Chemical Compound Can Restore Neural Function in Familial Alzheimer’s, Study Finds

Patricia Inacio, PhD avatar

by Patricia Inacio, PhD |

Share this article:

Share article via email
Familial Alzheimer's

 

A mutation in a gene linked to familial Alzheimer’s disease promotes the disease by reducing the points of contact between nerve cells and impairing neuronal communication, a study has found.

A chemical compound, called EVP4593, partially rescued the mutation’s negative effects, suggesting it may hold a potential therapeutic role for familial Alzheimer’s.

The study, “Antagonist of neuronal store-operated calcium entry exerts beneficial effects in neurons expressing PSEN1ΔE9 mutant linked to familial Alzheimer disease” was published in the journal Neuroscience.

Mutations in the amyloid precursor protein (APP) and presenilin (PS1 and PS2) genes cause an inherited form of Alzheimer’s disease, or familial Alzheimer’s. Most familial Alzheimer’s cases are caused by mutations in the PS1 gene, which codes for a protein called presenilin.

This protein belongs to a complex of molecules that splits amyloid precursor protein to produce beta amyloid, whose toxic aggregates are thought to be at the center of the toxic protein clumps and neuroinflammation that drive Alzheimer’s.

Now, a team of researchers at Russia’s Peter the Great St. Petersburg Polytechnic University (SPbPU) investigated a mutation in the PS1 gene, called PSEN1ΔE9, found in a group of familial Alzheimer’s patients in Finland. The researchers investigated how the mutation, which removes a part of the PS1 gene, affected disease progression.
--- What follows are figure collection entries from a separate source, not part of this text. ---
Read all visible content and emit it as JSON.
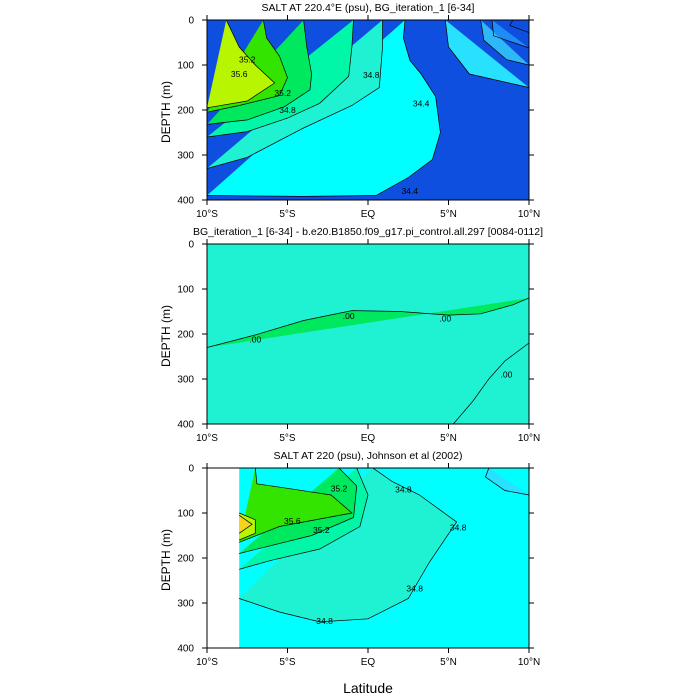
{
  "chart_data": [
    {
      "type": "contour",
      "title": "SALT AT 220.4°E (psu), BG_iteration_1 [6-34]",
      "ylabel": "DEPTH (m)",
      "xlabel": "",
      "x_ticks": [
        "10°S",
        "5°S",
        "EQ",
        "5°N",
        "10°N"
      ],
      "x_tick_values": [
        -10,
        -5,
        0,
        5,
        10
      ],
      "xlim": [
        -10,
        10
      ],
      "y_ticks": [
        "0",
        "100",
        "200",
        "300",
        "400"
      ],
      "y_tick_values": [
        0,
        100,
        200,
        300,
        400
      ],
      "ylim": [
        400,
        0
      ],
      "contour_interval": 0.2,
      "fill_levels": [
        34.0,
        34.2,
        34.4,
        34.6,
        34.8,
        35.0,
        35.2,
        35.4,
        35.6,
        35.8
      ],
      "contour_labels": [
        {
          "text": "35.2",
          "x": -7.5,
          "depth": 88
        },
        {
          "text": "35.6",
          "x": -8.0,
          "depth": 120
        },
        {
          "text": "35.2",
          "x": -5.3,
          "depth": 162
        },
        {
          "text": "34.8",
          "x": -5.0,
          "depth": 200
        },
        {
          "text": "34.8",
          "x": 0.2,
          "depth": 122
        },
        {
          "text": "34.4",
          "x": 3.3,
          "depth": 185
        },
        {
          "text": "34.4",
          "x": 2.6,
          "depth": 380
        }
      ],
      "contours": [
        {
          "level": 34.0,
          "fill": "#0f4fe0",
          "points": [
            [
              9,
              0
            ],
            [
              8.8,
              12
            ],
            [
              10,
              28
            ]
          ]
        },
        {
          "level": 34.2,
          "fill": "#1e8cf5",
          "points": [
            [
              7.7,
              0
            ],
            [
              7.8,
              35
            ],
            [
              10,
              62
            ]
          ]
        },
        {
          "level": 34.4,
          "fill": "#2fb8f8",
          "points": [
            [
              7.0,
              0
            ],
            [
              7.2,
              45
            ],
            [
              8.6,
              88
            ],
            [
              10,
              100
            ]
          ]
        },
        {
          "level": 34.6,
          "fill": "#27e1ff",
          "points": [
            [
              4.8,
              0
            ],
            [
              5.0,
              60
            ],
            [
              6.3,
              120
            ],
            [
              10,
              150
            ]
          ]
        },
        {
          "level": 34.8,
          "fill": "#00ffff",
          "points": [
            [
              2.3,
              0
            ],
            [
              2.2,
              40
            ],
            [
              2.6,
              90
            ],
            [
              3.3,
              120
            ],
            [
              4.2,
              170
            ],
            [
              4.5,
              250
            ],
            [
              4.0,
              310
            ],
            [
              2.5,
              350
            ],
            [
              0.5,
              390
            ],
            [
              -4,
              392
            ],
            [
              -10,
              390
            ]
          ]
        },
        {
          "level": 35.0,
          "fill": "#1ef2d2",
          "points": [
            [
              -10,
              330
            ],
            [
              -7.5,
              305
            ],
            [
              -4,
              240
            ],
            [
              -1,
              190
            ],
            [
              0.7,
              150
            ],
            [
              0.9,
              60
            ],
            [
              0.9,
              0
            ]
          ]
        },
        {
          "level": 35.2,
          "fill": "#00f7a8",
          "points": [
            [
              -10,
              260
            ],
            [
              -7.5,
              248
            ],
            [
              -5,
              218
            ],
            [
              -3,
              185
            ],
            [
              -1.2,
              125
            ],
            [
              -1.0,
              60
            ],
            [
              -0.9,
              0
            ]
          ]
        },
        {
          "level": 35.4,
          "fill": "#00e85d",
          "points": [
            [
              -10,
              232
            ],
            [
              -7.5,
              222
            ],
            [
              -5.2,
              193
            ],
            [
              -3.6,
              155
            ],
            [
              -3.5,
              120
            ],
            [
              -3.8,
              60
            ],
            [
              -4,
              0
            ]
          ]
        },
        {
          "level": 35.6,
          "fill": "#32e400",
          "points": [
            [
              -10,
              205
            ],
            [
              -8,
              190
            ],
            [
              -5.5,
              168
            ],
            [
              -5.0,
              128
            ],
            [
              -5.5,
              80
            ],
            [
              -6.3,
              40
            ],
            [
              -6.5,
              0
            ]
          ]
        },
        {
          "level": 35.8,
          "fill": "#b7f500",
          "points": [
            [
              -10,
              195
            ],
            [
              -7.5,
              180
            ],
            [
              -5.8,
              140
            ],
            [
              -7.0,
              100
            ],
            [
              -8.0,
              60
            ],
            [
              -8.8,
              0
            ]
          ]
        }
      ]
    },
    {
      "type": "contour",
      "title": "BG_iteration_1 [6-34] - b.e20.B1850.f09_g17.pi_control.all.297 [0084-0112]",
      "ylabel": "DEPTH (m)",
      "xlabel": "",
      "x_ticks": [
        "10°S",
        "5°S",
        "EQ",
        "5°N",
        "10°N"
      ],
      "x_tick_values": [
        -10,
        -5,
        0,
        5,
        10
      ],
      "xlim": [
        -10,
        10
      ],
      "y_ticks": [
        "0",
        "100",
        "200",
        "300",
        "400"
      ],
      "y_tick_values": [
        0,
        100,
        200,
        300,
        400
      ],
      "ylim": [
        400,
        0
      ],
      "background_fill": "#1ef2d2",
      "contour_labels": [
        {
          "text": ".00",
          "x": -7.0,
          "depth": 212
        },
        {
          "text": ".00",
          "x": -1.2,
          "depth": 160
        },
        {
          "text": ".00",
          "x": 4.8,
          "depth": 165
        },
        {
          "text": ".00",
          "x": 8.6,
          "depth": 290
        }
      ],
      "contours": [
        {
          "level": 0.0,
          "fill": "#00e85d",
          "points": [
            [
              -10,
              230
            ],
            [
              -7,
              202
            ],
            [
              -4,
              170
            ],
            [
              -1,
              148
            ],
            [
              2,
              150
            ],
            [
              5,
              158
            ],
            [
              7,
              155
            ],
            [
              9,
              135
            ],
            [
              10,
              120
            ]
          ]
        },
        {
          "level": 0.0,
          "fill": "#1ef2d2",
          "points": [
            [
              10,
              220
            ],
            [
              8.5,
              260
            ],
            [
              7.5,
              300
            ],
            [
              6.5,
              350
            ],
            [
              5.3,
              400
            ]
          ]
        }
      ]
    },
    {
      "type": "contour",
      "title": "SALT AT 220 (psu), Johnson et al (2002)",
      "ylabel": "DEPTH (m)",
      "xlabel": "Latitude",
      "x_ticks": [
        "10°S",
        "5°S",
        "EQ",
        "5°N",
        "10°N"
      ],
      "x_tick_values": [
        -10,
        -5,
        0,
        5,
        10
      ],
      "xlim": [
        -10,
        10
      ],
      "y_ticks": [
        "0",
        "100",
        "200",
        "300",
        "400"
      ],
      "y_tick_values": [
        0,
        100,
        200,
        300,
        400
      ],
      "ylim": [
        400,
        0
      ],
      "data_x_range": [
        -8.0,
        10
      ],
      "background_fill": "#00ffff",
      "contour_labels": [
        {
          "text": "35.2",
          "x": -1.8,
          "depth": 45
        },
        {
          "text": "35.6",
          "x": -4.7,
          "depth": 118
        },
        {
          "text": "35.2",
          "x": -2.9,
          "depth": 138
        },
        {
          "text": "34.8",
          "x": 2.2,
          "depth": 48
        },
        {
          "text": "34.8",
          "x": 5.6,
          "depth": 132
        },
        {
          "text": "34.8",
          "x": 2.9,
          "depth": 268
        },
        {
          "text": "34.8",
          "x": -2.7,
          "depth": 340
        }
      ],
      "contours": [
        {
          "level": 34.8,
          "fill": "#1ef2d2",
          "points": [
            [
              0.3,
              0
            ],
            [
              1.5,
              30
            ],
            [
              3.2,
              60
            ],
            [
              5.5,
              120
            ],
            [
              3.8,
              210
            ],
            [
              2.5,
              290
            ],
            [
              0,
              335
            ],
            [
              -3,
              342
            ],
            [
              -5.5,
              320
            ],
            [
              -8,
              290
            ]
          ]
        },
        {
          "level": 35.0,
          "fill": "#00f7a8",
          "points": [
            [
              -0.7,
              0
            ],
            [
              0,
              60
            ],
            [
              -0.5,
              130
            ],
            [
              -3,
              180
            ],
            [
              -6,
              205
            ],
            [
              -8,
              225
            ]
          ]
        },
        {
          "level": 35.2,
          "fill": "#00e85d",
          "points": [
            [
              -1.8,
              0
            ],
            [
              -0.7,
              40
            ],
            [
              -0.9,
              110
            ],
            [
              -3.5,
              150
            ],
            [
              -8,
              190
            ]
          ]
        },
        {
          "level": 35.4,
          "fill": "#32e400",
          "points": [
            [
              -7.0,
              0
            ],
            [
              -6.9,
              35
            ],
            [
              -5,
              45
            ],
            [
              -2.3,
              60
            ],
            [
              -1.0,
              100
            ],
            [
              -5.5,
              130
            ],
            [
              -8,
              165
            ]
          ]
        },
        {
          "level": 35.6,
          "fill": "#b7f500",
          "points": [
            [
              -8,
              100
            ],
            [
              -7.0,
              115
            ],
            [
              -7.0,
              145
            ],
            [
              -8,
              160
            ]
          ]
        },
        {
          "level": 35.8,
          "fill": "#f5d21e",
          "points": [
            [
              -8,
              105
            ],
            [
              -7.2,
              125
            ],
            [
              -8,
              145
            ]
          ]
        },
        {
          "level": 34.6,
          "fill": "#27e1ff",
          "points": [
            [
              7.5,
              0
            ],
            [
              7.3,
              20
            ],
            [
              8.5,
              50
            ],
            [
              10,
              60
            ]
          ]
        }
      ]
    }
  ]
}
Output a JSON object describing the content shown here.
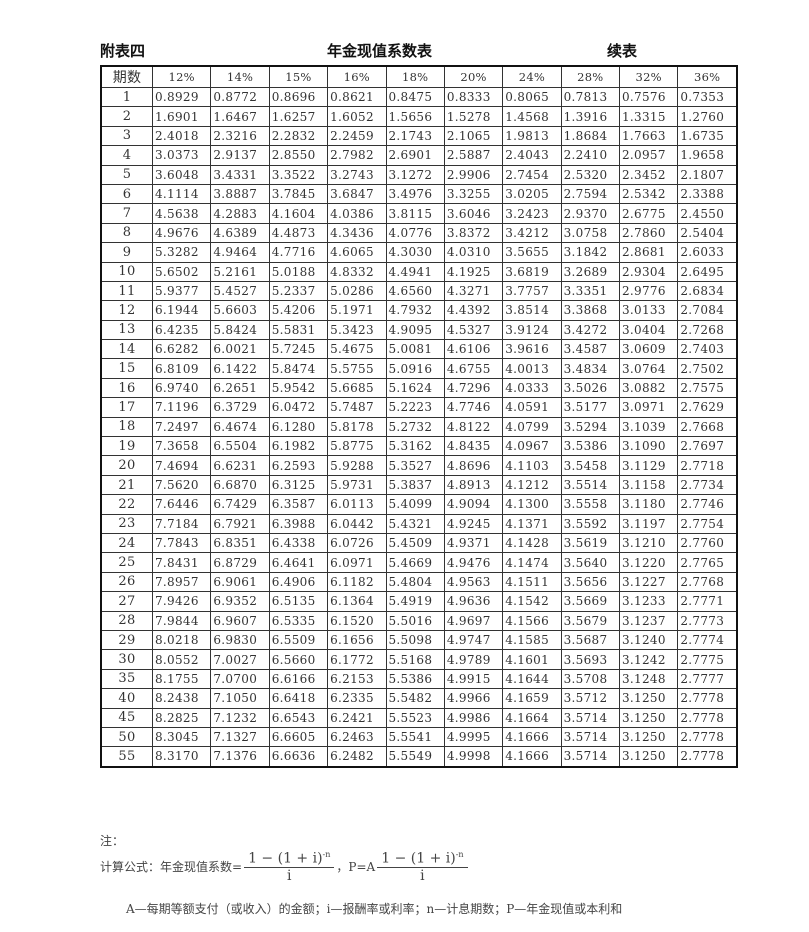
{
  "header": {
    "left": "附表四",
    "center": "年金现值系数表",
    "right": "续表"
  },
  "table": {
    "columns": [
      "期数",
      "12%",
      "14%",
      "15%",
      "16%",
      "18%",
      "20%",
      "24%",
      "28%",
      "32%",
      "36%"
    ],
    "rows": [
      [
        "1",
        "0.8929",
        "0.8772",
        "0.8696",
        "0.8621",
        "0.8475",
        "0.8333",
        "0.8065",
        "0.7813",
        "0.7576",
        "0.7353"
      ],
      [
        "2",
        "1.6901",
        "1.6467",
        "1.6257",
        "1.6052",
        "1.5656",
        "1.5278",
        "1.4568",
        "1.3916",
        "1.3315",
        "1.2760"
      ],
      [
        "3",
        "2.4018",
        "2.3216",
        "2.2832",
        "2.2459",
        "2.1743",
        "2.1065",
        "1.9813",
        "1.8684",
        "1.7663",
        "1.6735"
      ],
      [
        "4",
        "3.0373",
        "2.9137",
        "2.8550",
        "2.7982",
        "2.6901",
        "2.5887",
        "2.4043",
        "2.2410",
        "2.0957",
        "1.9658"
      ],
      [
        "5",
        "3.6048",
        "3.4331",
        "3.3522",
        "3.2743",
        "3.1272",
        "2.9906",
        "2.7454",
        "2.5320",
        "2.3452",
        "2.1807"
      ],
      [
        "6",
        "4.1114",
        "3.8887",
        "3.7845",
        "3.6847",
        "3.4976",
        "3.3255",
        "3.0205",
        "2.7594",
        "2.5342",
        "2.3388"
      ],
      [
        "7",
        "4.5638",
        "4.2883",
        "4.1604",
        "4.0386",
        "3.8115",
        "3.6046",
        "3.2423",
        "2.9370",
        "2.6775",
        "2.4550"
      ],
      [
        "8",
        "4.9676",
        "4.6389",
        "4.4873",
        "4.3436",
        "4.0776",
        "3.8372",
        "3.4212",
        "3.0758",
        "2.7860",
        "2.5404"
      ],
      [
        "9",
        "5.3282",
        "4.9464",
        "4.7716",
        "4.6065",
        "4.3030",
        "4.0310",
        "3.5655",
        "3.1842",
        "2.8681",
        "2.6033"
      ],
      [
        "10",
        "5.6502",
        "5.2161",
        "5.0188",
        "4.8332",
        "4.4941",
        "4.1925",
        "3.6819",
        "3.2689",
        "2.9304",
        "2.6495"
      ],
      [
        "11",
        "5.9377",
        "5.4527",
        "5.2337",
        "5.0286",
        "4.6560",
        "4.3271",
        "3.7757",
        "3.3351",
        "2.9776",
        "2.6834"
      ],
      [
        "12",
        "6.1944",
        "5.6603",
        "5.4206",
        "5.1971",
        "4.7932",
        "4.4392",
        "3.8514",
        "3.3868",
        "3.0133",
        "2.7084"
      ],
      [
        "13",
        "6.4235",
        "5.8424",
        "5.5831",
        "5.3423",
        "4.9095",
        "4.5327",
        "3.9124",
        "3.4272",
        "3.0404",
        "2.7268"
      ],
      [
        "14",
        "6.6282",
        "6.0021",
        "5.7245",
        "5.4675",
        "5.0081",
        "4.6106",
        "3.9616",
        "3.4587",
        "3.0609",
        "2.7403"
      ],
      [
        "15",
        "6.8109",
        "6.1422",
        "5.8474",
        "5.5755",
        "5.0916",
        "4.6755",
        "4.0013",
        "3.4834",
        "3.0764",
        "2.7502"
      ],
      [
        "16",
        "6.9740",
        "6.2651",
        "5.9542",
        "5.6685",
        "5.1624",
        "4.7296",
        "4.0333",
        "3.5026",
        "3.0882",
        "2.7575"
      ],
      [
        "17",
        "7.1196",
        "6.3729",
        "6.0472",
        "5.7487",
        "5.2223",
        "4.7746",
        "4.0591",
        "3.5177",
        "3.0971",
        "2.7629"
      ],
      [
        "18",
        "7.2497",
        "6.4674",
        "6.1280",
        "5.8178",
        "5.2732",
        "4.8122",
        "4.0799",
        "3.5294",
        "3.1039",
        "2.7668"
      ],
      [
        "19",
        "7.3658",
        "6.5504",
        "6.1982",
        "5.8775",
        "5.3162",
        "4.8435",
        "4.0967",
        "3.5386",
        "3.1090",
        "2.7697"
      ],
      [
        "20",
        "7.4694",
        "6.6231",
        "6.2593",
        "5.9288",
        "5.3527",
        "4.8696",
        "4.1103",
        "3.5458",
        "3.1129",
        "2.7718"
      ],
      [
        "21",
        "7.5620",
        "6.6870",
        "6.3125",
        "5.9731",
        "5.3837",
        "4.8913",
        "4.1212",
        "3.5514",
        "3.1158",
        "2.7734"
      ],
      [
        "22",
        "7.6446",
        "6.7429",
        "6.3587",
        "6.0113",
        "5.4099",
        "4.9094",
        "4.1300",
        "3.5558",
        "3.1180",
        "2.7746"
      ],
      [
        "23",
        "7.7184",
        "6.7921",
        "6.3988",
        "6.0442",
        "5.4321",
        "4.9245",
        "4.1371",
        "3.5592",
        "3.1197",
        "2.7754"
      ],
      [
        "24",
        "7.7843",
        "6.8351",
        "6.4338",
        "6.0726",
        "5.4509",
        "4.9371",
        "4.1428",
        "3.5619",
        "3.1210",
        "2.7760"
      ],
      [
        "25",
        "7.8431",
        "6.8729",
        "6.4641",
        "6.0971",
        "5.4669",
        "4.9476",
        "4.1474",
        "3.5640",
        "3.1220",
        "2.7765"
      ],
      [
        "26",
        "7.8957",
        "6.9061",
        "6.4906",
        "6.1182",
        "5.4804",
        "4.9563",
        "4.1511",
        "3.5656",
        "3.1227",
        "2.7768"
      ],
      [
        "27",
        "7.9426",
        "6.9352",
        "6.5135",
        "6.1364",
        "5.4919",
        "4.9636",
        "4.1542",
        "3.5669",
        "3.1233",
        "2.7771"
      ],
      [
        "28",
        "7.9844",
        "6.9607",
        "6.5335",
        "6.1520",
        "5.5016",
        "4.9697",
        "4.1566",
        "3.5679",
        "3.1237",
        "2.7773"
      ],
      [
        "29",
        "8.0218",
        "6.9830",
        "6.5509",
        "6.1656",
        "5.5098",
        "4.9747",
        "4.1585",
        "3.5687",
        "3.1240",
        "2.7774"
      ],
      [
        "30",
        "8.0552",
        "7.0027",
        "6.5660",
        "6.1772",
        "5.5168",
        "4.9789",
        "4.1601",
        "3.5693",
        "3.1242",
        "2.7775"
      ],
      [
        "35",
        "8.1755",
        "7.0700",
        "6.6166",
        "6.2153",
        "5.5386",
        "4.9915",
        "4.1644",
        "3.5708",
        "3.1248",
        "2.7777"
      ],
      [
        "40",
        "8.2438",
        "7.1050",
        "6.6418",
        "6.2335",
        "5.5482",
        "4.9966",
        "4.1659",
        "3.5712",
        "3.1250",
        "2.7778"
      ],
      [
        "45",
        "8.2825",
        "7.1232",
        "6.6543",
        "6.2421",
        "5.5523",
        "4.9986",
        "4.1664",
        "3.5714",
        "3.1250",
        "2.7778"
      ],
      [
        "50",
        "8.3045",
        "7.1327",
        "6.6605",
        "6.2463",
        "5.5541",
        "4.9995",
        "4.1666",
        "3.5714",
        "3.1250",
        "2.7778"
      ],
      [
        "55",
        "8.3170",
        "7.1376",
        "6.6636",
        "6.2482",
        "5.5549",
        "4.9998",
        "4.1666",
        "3.5714",
        "3.1250",
        "2.7778"
      ]
    ]
  },
  "notes": {
    "label": "注：",
    "formula_prefix": "计算公式：年金现值系数=",
    "numerator": "1 − (1 + i)",
    "exponent": "-n",
    "denominator": "i",
    "separator": "，",
    "p_prefix": "P=A",
    "legend": "A—每期等额支付（或收入）的金额；i—报酬率或利率；n—计息期数；P—年金现值或本利和"
  }
}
They began by introducing the mutation, tagged with a fluorescent protein, in neurons present in the hippocampus, a brain region linked to memory and spatial navigation. They then looked at how the mutation affected the formation of dendritic spines, small protrusions that emerge from the dendrites (branched extensions) of neurons and where the majority of synapses occur. Synapses are the junctions between two nerve cells that allow them to communicate; dendritic spines typically have a mushroom-like shape.

Compared to controls (healthy) neurons, cells with the PSEN1ΔE9 mutation had significantly fewer mushroom spines and more thin spines, meaning that the area of contact between neurons was reduced.

“Loss of mushroom synaptic spines may be related to initiation and progression of cognitive decline in [Alzheimer’s disease],” the researchers stated.

The mutated neurons showed increased activity of calcium “gates” called store-operated calcium channels. Calcium is required for the correct release of neurotransmitters, chemical substances produced in response to nerve signals that act as messengers and allow correct communication between nerve cells.

Blocking the activity of these calcium gates with a chemical compound — called EVP4593 — partially rescued mushroom spine loss in mutated neurons and restored neural functions close to normal levels.

Overall, these results suggest that chemicals like “EVP4593 may have potential as therapeutic agents for treating [familial Alzheimer’s disease] patients with PSEN1ΔE9 mutation,” the researchers said.

However, the team noted that because Alzheimer’s is a multifactorial disease, other pathways also contribute to disease onset and progression, and as such “selection of potential [Alzheimer’s disease] therapeutic agents may require careful analysis of underlying causes of the disease for each individual patient.”